After surviving her Saturday semifinal heat which advanced the top 14 finishers to Sunday’s A final, Stanford finished 7th in the 400 meter swim, 8 seconds behind swim leader and fellow Brit Jessica Learmonth. In a tightly packed 10 kilometer bike leg, all 30 women arrived in T2 within 200 meters.
China’s Chunyan Xiong started the run in the lead, but was soon passed by Stanford. Stanford charged ahead and never looked back on her way to the win with a tied-for-women's-best 7:59 run split.
“It’s always great to start the season with a win, but I was not confident until the end, because everything was so quick,” Stanford told ITU media. “The key thing today was to have good transitions, and I’m not known for my good transitions, so I just focused on staying calm and getting out fast. I knew there were a few strong runners on the field today and that it could be a sprint finish, but I didn’t worry too much, and that helped a lot.”

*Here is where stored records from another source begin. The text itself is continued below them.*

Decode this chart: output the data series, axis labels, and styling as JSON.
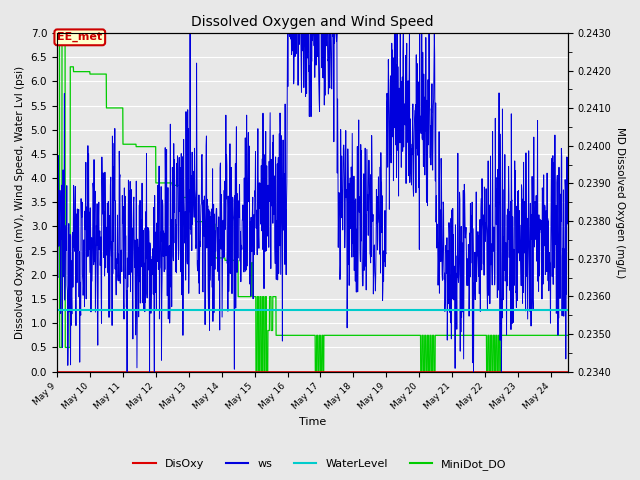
{
  "title": "Dissolved Oxygen and Wind Speed",
  "xlabel": "Time",
  "ylabel_left": "Dissolved Oxygen (mV), Wind Speed, Water Lvl (psi)",
  "ylabel_right": "MD Dissolved Oxygen (mg/L)",
  "ylim_left": [
    0.0,
    7.0
  ],
  "ylim_right": [
    0.234,
    0.243
  ],
  "yticks_left": [
    0.0,
    0.5,
    1.0,
    1.5,
    2.0,
    2.5,
    3.0,
    3.5,
    4.0,
    4.5,
    5.0,
    5.5,
    6.0,
    6.5,
    7.0
  ],
  "yticks_right": [
    0.234,
    0.235,
    0.236,
    0.237,
    0.238,
    0.239,
    0.24,
    0.241,
    0.242,
    0.243
  ],
  "xtick_positions": [
    0,
    1,
    2,
    3,
    4,
    5,
    6,
    7,
    8,
    9,
    10,
    11,
    12,
    13,
    14,
    15
  ],
  "xtick_labels": [
    "May 9",
    "May 10",
    "May 11",
    "May 12",
    "May 13",
    "May 14",
    "May 15",
    "May 16",
    "May 17",
    "May 18",
    "May 19",
    "May 20",
    "May 21",
    "May 22",
    "May 23",
    "May 24"
  ],
  "xlim": [
    0,
    15.5
  ],
  "bg_color": "#e8e8e8",
  "plot_bg_color": "#e8e8e8",
  "grid_color": "white",
  "annotation_text": "EE_met",
  "annotation_box_facecolor": "#ffffcc",
  "annotation_box_edgecolor": "#cc0000",
  "annotation_text_color": "#cc0000",
  "colors": {
    "DisOxy": "#dd0000",
    "ws": "#0000dd",
    "WaterLevel": "#00cccc",
    "MiniDot_DO": "#00cc00"
  },
  "legend_labels": [
    "DisOxy",
    "ws",
    "WaterLevel",
    "MiniDot_DO"
  ],
  "legend_colors": [
    "#dd0000",
    "#0000dd",
    "#00cccc",
    "#00cc00"
  ],
  "water_level_value": 1.28,
  "disoxy_value": 0.0
}
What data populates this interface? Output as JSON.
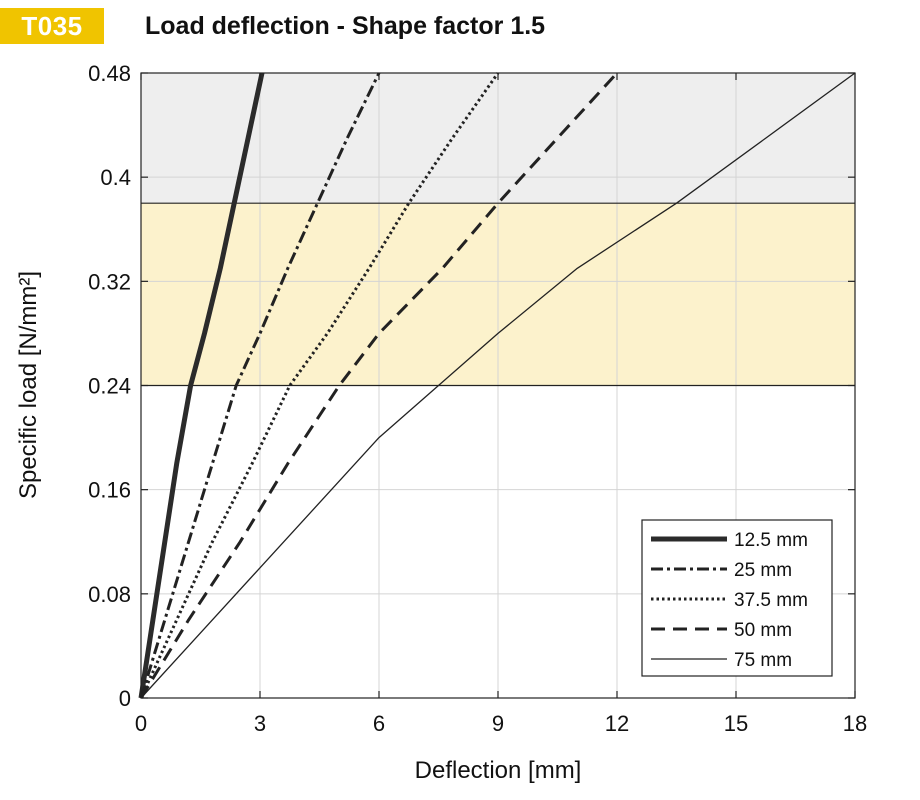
{
  "badge": "T035",
  "chart_data": {
    "type": "line",
    "title": "Load deflection - Shape factor 1.5",
    "xlabel": "Deflection  [mm]",
    "ylabel": "Specific load [N/mm²]",
    "xlim": [
      0,
      18
    ],
    "ylim": [
      0,
      0.48
    ],
    "xticks": [
      0,
      3,
      6,
      9,
      12,
      15,
      18
    ],
    "yticks": [
      0,
      0.08,
      0.16,
      0.24,
      0.32,
      0.4,
      0.48
    ],
    "xtick_labels": [
      "0",
      "3",
      "6",
      "9",
      "12",
      "15",
      "18"
    ],
    "ytick_labels": [
      "0",
      "0.08",
      "0.16",
      "0.24",
      "0.32",
      "0.4",
      "0.48"
    ],
    "grid": true,
    "bands": [
      {
        "name": "grey-zone",
        "y_from": 0.38,
        "y_to": 0.48,
        "color": "#eeeeee"
      },
      {
        "name": "yellow-zone",
        "y_from": 0.24,
        "y_to": 0.38,
        "color": "#fcf2cc"
      }
    ],
    "legend_position": "bottom-right",
    "series": [
      {
        "name": "12.5 mm",
        "style": "thick-solid",
        "x": [
          0,
          0.3,
          0.6,
          0.9,
          1.25,
          1.6,
          2.0,
          2.35,
          2.7,
          3.05
        ],
        "y": [
          0,
          0.06,
          0.12,
          0.18,
          0.24,
          0.28,
          0.33,
          0.38,
          0.43,
          0.48
        ]
      },
      {
        "name": "25 mm",
        "style": "dash-dot",
        "x": [
          0,
          0.6,
          1.2,
          1.8,
          2.4,
          3.0,
          3.7,
          4.45,
          5.2,
          6.0
        ],
        "y": [
          0,
          0.06,
          0.12,
          0.18,
          0.24,
          0.28,
          0.33,
          0.38,
          0.43,
          0.48
        ]
      },
      {
        "name": "37.5 mm",
        "style": "dotted",
        "x": [
          0,
          0.9,
          1.8,
          2.8,
          3.75,
          4.7,
          5.75,
          6.75,
          7.85,
          9.0
        ],
        "y": [
          0,
          0.06,
          0.12,
          0.18,
          0.24,
          0.28,
          0.33,
          0.38,
          0.43,
          0.48
        ]
      },
      {
        "name": "50 mm",
        "style": "dashed",
        "x": [
          0,
          1.2,
          2.5,
          3.7,
          5.0,
          6.0,
          7.6,
          9.0,
          10.5,
          12.0
        ],
        "y": [
          0,
          0.06,
          0.12,
          0.18,
          0.24,
          0.28,
          0.33,
          0.38,
          0.43,
          0.48
        ]
      },
      {
        "name": "75 mm",
        "style": "thin-solid",
        "x": [
          0,
          3.0,
          6.0,
          7.5,
          9.0,
          11.0,
          13.5,
          15.75,
          18.0
        ],
        "y": [
          0,
          0.1,
          0.2,
          0.24,
          0.28,
          0.33,
          0.38,
          0.43,
          0.48
        ]
      }
    ]
  },
  "colors": {
    "badge": "#f0c400",
    "grey_band": "#eeeeee",
    "yellow_band": "#fcf2cc",
    "line": "#222222"
  }
}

Stanford finished in 29:36 with a 4 seconds margin of victory over Laura Lindemann of Germany and 6 seconds over 3rd place finisher Kirsten Kasper of the United States.

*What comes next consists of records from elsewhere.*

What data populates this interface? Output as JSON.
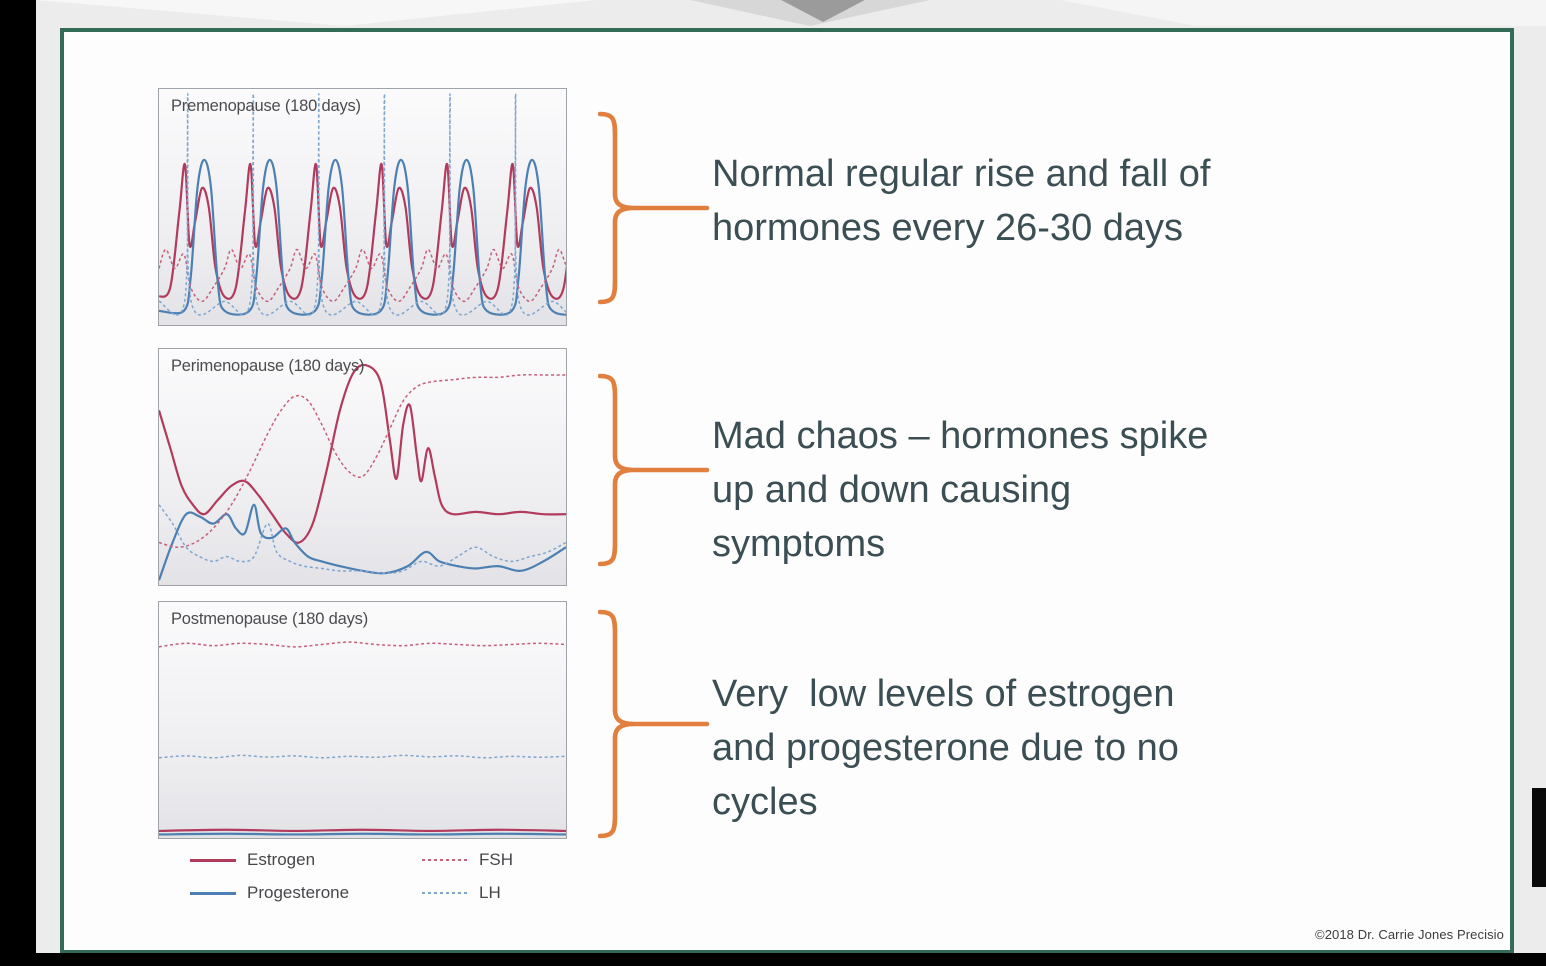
{
  "slide": {
    "copyright": "©2018 Dr. Carrie Jones Precisio",
    "annotations": [
      {
        "text": "Normal regular rise and fall of\nhormones every 26-30 days"
      },
      {
        "text": "Mad chaos – hormones spike\nup and down causing\nsymptoms"
      },
      {
        "text": "Very  low levels of estrogen\nand progesterone due to no\ncycles"
      }
    ]
  },
  "legend": {
    "items": [
      {
        "label": "Estrogen",
        "style": "solid",
        "color": "#b23a5c"
      },
      {
        "label": "FSH",
        "style": "dashed",
        "color": "#c4607a"
      },
      {
        "label": "Progesterone",
        "style": "solid",
        "color": "#4d80b2"
      },
      {
        "label": "LH",
        "style": "dashed",
        "color": "#7fa6cf"
      }
    ]
  },
  "colors": {
    "slide_border": "#336b57",
    "bracket": "#e07f3e",
    "annotation_text": "#3a4e53",
    "estrogen": "#b23a5c",
    "progesterone": "#4d80b2",
    "fsh": "#c4607a",
    "lh": "#7fa6cf"
  },
  "chart_data": [
    {
      "type": "line",
      "title": "Premenopause (180 days)",
      "x_unit": "days",
      "x_range": [
        0,
        180
      ],
      "y_range": [
        0,
        100
      ],
      "period": 29,
      "repeats": 7,
      "series": [
        {
          "name": "Estrogen",
          "style": "solid",
          "color": "#b23a5c",
          "cycle_points": [
            [
              0,
              12
            ],
            [
              5,
              16
            ],
            [
              9,
              48
            ],
            [
              11.5,
              68
            ],
            [
              13.5,
              34
            ],
            [
              16,
              44
            ],
            [
              19,
              58
            ],
            [
              22,
              50
            ],
            [
              25,
              24
            ],
            [
              29,
              12
            ]
          ]
        },
        {
          "name": "Progesterone",
          "style": "solid",
          "color": "#4d80b2",
          "cycle_points": [
            [
              0,
              6
            ],
            [
              11,
              6
            ],
            [
              14,
              20
            ],
            [
              17,
              58
            ],
            [
              20,
              70
            ],
            [
              23,
              58
            ],
            [
              26,
              18
            ],
            [
              29,
              6
            ]
          ]
        },
        {
          "name": "FSH",
          "style": "dashed",
          "color": "#c4607a",
          "cycle_points": [
            [
              0,
              24
            ],
            [
              3,
              32
            ],
            [
              7,
              24
            ],
            [
              11,
              30
            ],
            [
              14,
              16
            ],
            [
              19,
              10
            ],
            [
              24,
              16
            ],
            [
              29,
              24
            ]
          ]
        },
        {
          "name": "LH",
          "style": "dashed",
          "color": "#7fa6cf",
          "cycle_points": [
            [
              0,
              10
            ],
            [
              11.5,
              11
            ],
            [
              12.7,
              98
            ],
            [
              14,
              11
            ],
            [
              29,
              10
            ]
          ]
        }
      ]
    },
    {
      "type": "line",
      "title": "Perimenopause (180 days)",
      "x_unit": "days",
      "x_range": [
        0,
        180
      ],
      "y_range": [
        0,
        100
      ],
      "series": [
        {
          "name": "Estrogen",
          "style": "solid",
          "color": "#b23a5c",
          "points": [
            [
              0,
              74
            ],
            [
              5,
              58
            ],
            [
              10,
              42
            ],
            [
              15,
              34
            ],
            [
              20,
              30
            ],
            [
              26,
              36
            ],
            [
              32,
              42
            ],
            [
              38,
              44
            ],
            [
              44,
              38
            ],
            [
              50,
              30
            ],
            [
              56,
              22
            ],
            [
              62,
              18
            ],
            [
              68,
              26
            ],
            [
              74,
              48
            ],
            [
              80,
              74
            ],
            [
              86,
              90
            ],
            [
              92,
              93
            ],
            [
              98,
              86
            ],
            [
              102,
              62
            ],
            [
              105,
              45
            ],
            [
              108,
              68
            ],
            [
              111,
              76
            ],
            [
              114,
              55
            ],
            [
              116,
              44
            ],
            [
              119,
              58
            ],
            [
              122,
              46
            ],
            [
              125,
              34
            ],
            [
              130,
              30
            ],
            [
              140,
              31
            ],
            [
              150,
              30
            ],
            [
              160,
              31
            ],
            [
              170,
              30
            ],
            [
              180,
              30
            ]
          ]
        },
        {
          "name": "Progesterone",
          "style": "solid",
          "color": "#4d80b2",
          "points": [
            [
              0,
              2
            ],
            [
              6,
              18
            ],
            [
              12,
              30
            ],
            [
              18,
              29
            ],
            [
              24,
              26
            ],
            [
              30,
              30
            ],
            [
              34,
              24
            ],
            [
              38,
              22
            ],
            [
              42,
              34
            ],
            [
              45,
              22
            ],
            [
              50,
              20
            ],
            [
              56,
              24
            ],
            [
              60,
              18
            ],
            [
              66,
              12
            ],
            [
              72,
              10
            ],
            [
              80,
              8
            ],
            [
              90,
              6
            ],
            [
              100,
              5
            ],
            [
              110,
              8
            ],
            [
              118,
              14
            ],
            [
              124,
              10
            ],
            [
              132,
              8
            ],
            [
              140,
              7
            ],
            [
              150,
              8
            ],
            [
              160,
              6
            ],
            [
              170,
              10
            ],
            [
              180,
              16
            ]
          ]
        },
        {
          "name": "FSH",
          "style": "dashed",
          "color": "#c4607a",
          "points": [
            [
              0,
              18
            ],
            [
              8,
              16
            ],
            [
              16,
              18
            ],
            [
              24,
              24
            ],
            [
              32,
              34
            ],
            [
              40,
              48
            ],
            [
              48,
              64
            ],
            [
              54,
              74
            ],
            [
              60,
              80
            ],
            [
              66,
              78
            ],
            [
              72,
              68
            ],
            [
              78,
              56
            ],
            [
              84,
              48
            ],
            [
              90,
              46
            ],
            [
              96,
              54
            ],
            [
              102,
              66
            ],
            [
              108,
              78
            ],
            [
              114,
              84
            ],
            [
              120,
              86
            ],
            [
              130,
              87
            ],
            [
              140,
              88
            ],
            [
              150,
              88
            ],
            [
              160,
              89
            ],
            [
              170,
              89
            ],
            [
              180,
              89
            ]
          ]
        },
        {
          "name": "LH",
          "style": "dashed",
          "color": "#7fa6cf",
          "points": [
            [
              0,
              34
            ],
            [
              6,
              26
            ],
            [
              12,
              16
            ],
            [
              18,
              12
            ],
            [
              24,
              10
            ],
            [
              30,
              12
            ],
            [
              36,
              10
            ],
            [
              42,
              12
            ],
            [
              48,
              26
            ],
            [
              52,
              14
            ],
            [
              58,
              10
            ],
            [
              64,
              8
            ],
            [
              72,
              7
            ],
            [
              80,
              6
            ],
            [
              90,
              6
            ],
            [
              100,
              5
            ],
            [
              108,
              6
            ],
            [
              116,
              10
            ],
            [
              124,
              8
            ],
            [
              132,
              12
            ],
            [
              140,
              16
            ],
            [
              148,
              12
            ],
            [
              156,
              10
            ],
            [
              164,
              12
            ],
            [
              172,
              14
            ],
            [
              180,
              18
            ]
          ]
        }
      ]
    },
    {
      "type": "line",
      "title": "Postmenopause (180 days)",
      "x_unit": "days",
      "x_range": [
        0,
        180
      ],
      "y_range": [
        0,
        100
      ],
      "series": [
        {
          "name": "FSH",
          "style": "dashed",
          "color": "#c4607a",
          "points": [
            [
              0,
              81
            ],
            [
              12,
              82.5
            ],
            [
              24,
              81.5
            ],
            [
              36,
              82.5
            ],
            [
              48,
              82
            ],
            [
              60,
              81
            ],
            [
              72,
              82
            ],
            [
              84,
              83
            ],
            [
              96,
              82
            ],
            [
              108,
              81.5
            ],
            [
              120,
              82.5
            ],
            [
              132,
              82
            ],
            [
              144,
              81.5
            ],
            [
              156,
              82
            ],
            [
              168,
              82.5
            ],
            [
              180,
              82
            ]
          ]
        },
        {
          "name": "LH",
          "style": "dashed",
          "color": "#7fa6cf",
          "points": [
            [
              0,
              34
            ],
            [
              12,
              34.8
            ],
            [
              24,
              34
            ],
            [
              36,
              35
            ],
            [
              48,
              34.3
            ],
            [
              60,
              34.8
            ],
            [
              72,
              34
            ],
            [
              84,
              34.6
            ],
            [
              96,
              34.2
            ],
            [
              108,
              35
            ],
            [
              120,
              34.4
            ],
            [
              132,
              34.8
            ],
            [
              144,
              34
            ],
            [
              156,
              34.6
            ],
            [
              168,
              34.2
            ],
            [
              180,
              34.6
            ]
          ]
        },
        {
          "name": "Estrogen",
          "style": "solid",
          "color": "#b23a5c",
          "points": [
            [
              0,
              3
            ],
            [
              30,
              3.5
            ],
            [
              60,
              3
            ],
            [
              90,
              3.5
            ],
            [
              120,
              3
            ],
            [
              150,
              3.5
            ],
            [
              180,
              3
            ]
          ]
        },
        {
          "name": "Progesterone",
          "style": "solid",
          "color": "#4d80b2",
          "points": [
            [
              0,
              1.5
            ],
            [
              30,
              1.8
            ],
            [
              60,
              1.5
            ],
            [
              90,
              1.8
            ],
            [
              120,
              1.5
            ],
            [
              150,
              1.8
            ],
            [
              180,
              1.5
            ]
          ]
        }
      ]
    }
  ]
}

One second later, Clair Michel of Belgium took 4th, 5 seconds further back in 5th place was Chelsea Burns of the U.S, and 5 seconds after that was 6th place Sophie Coldwell of Great Britain.
2 of 2 photos
Getting off to a great start in his World Cup debut, Matthew Hauser of Australia won the pro men’s division of the Chengdu ITU Triathlon World Cup Final by a 2 seconds margin over runner-up Rostislav Pevtsov of Azerbaijan and 4 seconds over 3rd place Luke Willian of Australia.
Hauser’s path to victory started with a 6th place finish in his Saturday semifinal heat on a standard 750 meter swim, 20 kilometer bike leg and 5 kilometer run - which qualified him for Sunday’s final. As configured, the top 9 men in each of the three semifinal heats plus 3 men with the next fastest times qualified for the 30-man final.

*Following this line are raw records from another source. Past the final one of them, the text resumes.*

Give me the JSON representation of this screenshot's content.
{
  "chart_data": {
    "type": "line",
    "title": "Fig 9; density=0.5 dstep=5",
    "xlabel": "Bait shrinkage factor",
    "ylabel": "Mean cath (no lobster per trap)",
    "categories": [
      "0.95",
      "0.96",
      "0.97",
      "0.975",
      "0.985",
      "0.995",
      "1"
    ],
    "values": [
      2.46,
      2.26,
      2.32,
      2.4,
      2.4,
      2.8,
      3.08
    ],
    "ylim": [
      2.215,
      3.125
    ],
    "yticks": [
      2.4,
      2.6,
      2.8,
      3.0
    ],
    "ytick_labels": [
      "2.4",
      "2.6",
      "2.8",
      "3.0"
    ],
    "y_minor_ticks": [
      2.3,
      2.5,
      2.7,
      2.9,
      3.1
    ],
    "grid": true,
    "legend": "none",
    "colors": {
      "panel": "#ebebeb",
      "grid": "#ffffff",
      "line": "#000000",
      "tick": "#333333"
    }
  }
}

In the Sunday A final, Alois Knabl of Austria led the 400-meter swim in 4:41 with WTS swim master Richard Varga of Slovakia one second behind and Hauser right on their heels in 4:43.
The 10 kilometer bike leg did nothing to separate the men as 29 of the 30 starters arrived in a mass pack as Hungary’s Gabor Faldum and Luxembourg’s Bob Haller led the field out on the run. On his way to a race-best 7:01 split for the single 2.5-kilkometer lap, Hauser quickly commandeered the lead and held it to the finish in a time of 26:46.
“I knew I conserved a lot of energy yesterday in the heats and just did what I could to get to the final," Hauser told ITU media. "I knew it was always going to be a running race today, so I tried to conserve on the swim and bike and save it for the run and I managed to execute the processes right.”
Rostislav Pevtsov of Azerbaijan ran a second-fastest 7:02 split to secure the runner up slot, 2 seconds behind Hauser. Luke Willian of Australia ran a 3rd-best 7:04 to take the final spot on the podium, 2 seconds behind Pevtsov.